O Ensaio sobre o Governo Civil é dividido em duas partes. Na primeira ele se dá ao trabalho de refutar Filmer. Na segunda, partindo das mesmas hipóteses que Hobbes, ou seja, admitindo um estado de natureza seguido de um pacto social (ideia comum a vários escritores dos séculos XVII e XVIII, como já vimos), chega a conclusões opostas às sustentadas por Hobbes. (…)

É a Locke que se deve a elaboração quase completa da teoria dos três poderes fundamentais, mais tarde desenvolvida por Montesquieu. (G. Mosca e G. Bouthoul, História das Doutrinas Políticas, p. 191-192)

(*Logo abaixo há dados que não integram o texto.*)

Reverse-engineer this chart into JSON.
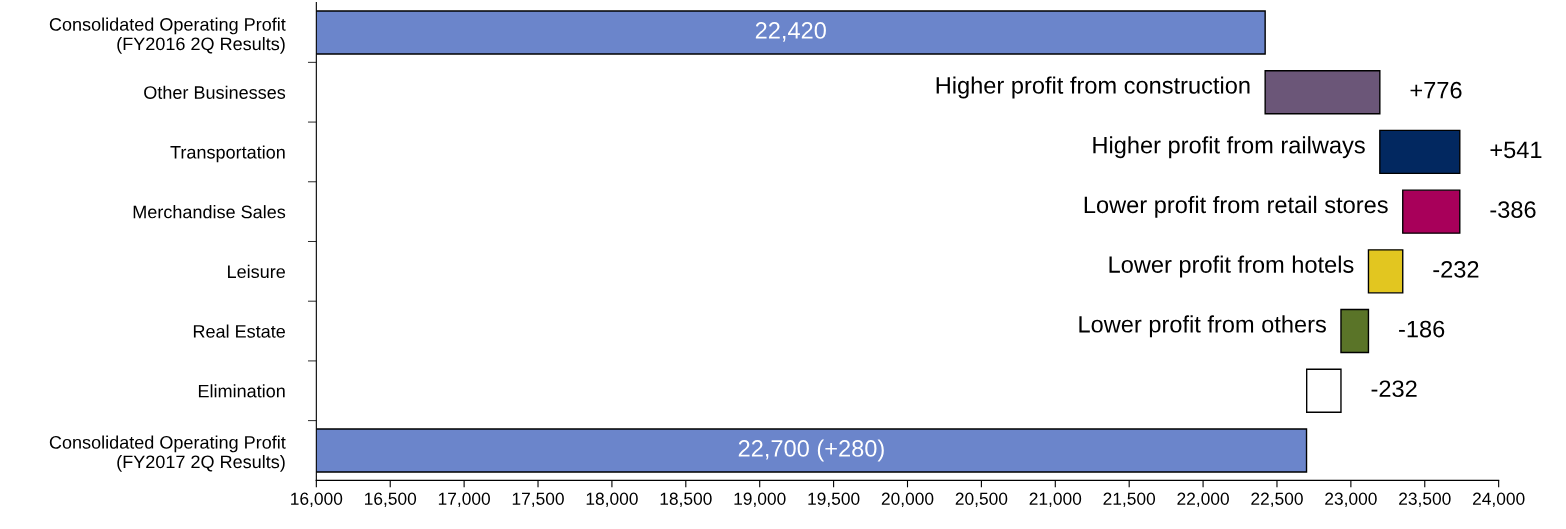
{
  "chart_data": {
    "type": "bar",
    "orientation": "horizontal",
    "categories": [
      "Consolidated Operating Profit\n(FY2016 2Q Results)",
      "Other Businesses",
      "Transportation",
      "Merchandise Sales",
      "Leisure",
      "Real Estate",
      "Elimination",
      "Consolidated Operating Profit\n(FY2017 2Q Results)"
    ],
    "values": [
      22420,
      776,
      541,
      -386,
      -232,
      -186,
      -232,
      22700
    ],
    "base": [
      null,
      22420,
      23196,
      23737,
      23351,
      23119,
      22933,
      null
    ],
    "colors": [
      "#6b85cb",
      "#6b5678",
      "#022860",
      "#a8005a",
      "#e2c620",
      "#5a7428",
      "#ffffff",
      "#6b85cb"
    ],
    "value_labels": [
      "22,420",
      "+776",
      "+541",
      "-386",
      "-232",
      "-186",
      "-232",
      "22,700 (+280)"
    ],
    "annotations": [
      {
        "text": "Higher profit from construction",
        "x": 22420,
        "y": "Other Businesses"
      },
      {
        "text": "Higher profit from railways",
        "x": 23196,
        "y": "Transportation"
      },
      {
        "text": "Lower profit from retail stores",
        "x": 23351,
        "y": "Merchandise Sales"
      },
      {
        "text": "Lower profit from hotels",
        "x": 23119,
        "y": "Leisure"
      },
      {
        "text": "Lower profit from others",
        "x": 22933,
        "y": "Real Estate"
      }
    ],
    "xlim": [
      16000,
      24000
    ],
    "xticks": [
      {
        "value": 16000,
        "label": "16,000"
      },
      {
        "value": 16500,
        "label": "16,500"
      },
      {
        "value": 17000,
        "label": "17,000"
      },
      {
        "value": 17500,
        "label": "17,500"
      },
      {
        "value": 18000,
        "label": "18,000"
      },
      {
        "value": 18500,
        "label": "18,500"
      },
      {
        "value": 19000,
        "label": "19,000"
      },
      {
        "value": 19500,
        "label": "19,500"
      },
      {
        "value": 20000,
        "label": "20,000"
      },
      {
        "value": 20500,
        "label": "20,500"
      },
      {
        "value": 21000,
        "label": "21,000"
      },
      {
        "value": 21500,
        "label": "21,500"
      },
      {
        "value": 22000,
        "label": "22,000"
      },
      {
        "value": 22500,
        "label": "22,500"
      },
      {
        "value": 23000,
        "label": "23,000"
      },
      {
        "value": 23500,
        "label": "23,500"
      },
      {
        "value": 24000,
        "label": "24,000"
      }
    ],
    "grid": false,
    "legend": false
  }
}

A Democracia Liberal Atual e o Sufrágio de Massa

É importante notarmos que ao longo de sua história a principal modificação que podemos observar na prática dos modelos de inspiração liberal, ou seja, nas democracias liberais, foi a gradual expansão das franquias que de início eram exigidas para o exercício do voto, até que chegou-se, geralmente já em pleno século XX, ao chamado voto universal. Essa gradual expansão em grande medida deveu-se aos movimentos sufragistas do século XIX e início do século XX.

Quanto às suas demais principais instituições, como os três poderes fundamentais, a pluralidade de partidos, a constituição inicial gerada por um pacto social, a economia de mercado (com ampla liberdade para os agentes econômicos), e a garantia de outras liberdades consagradas pela tradição liberal (os direitos políticos da pessoa, a liberdade de palavra, de imprensa, etc.), todas essas instituições encontram-se até os nossos dias preservadas e cultuadas sem modificações essenciais.

No século XX, então, devemos acrescentar a essas principais instituições liberais a do voto universal ou de massa, e não mais limitado por franquias pecuniárias, pelo sexo, ou quaisquer outras limitações. Isso desde muitas décadas se constitui em outro dos pilares dos modelos de organização de cunho liberal, ou seja, a noção de que todos são iguais em direitos e deveres e, portanto, a cada um deve corresponder um voto de igual peso (“um homem, um voto”).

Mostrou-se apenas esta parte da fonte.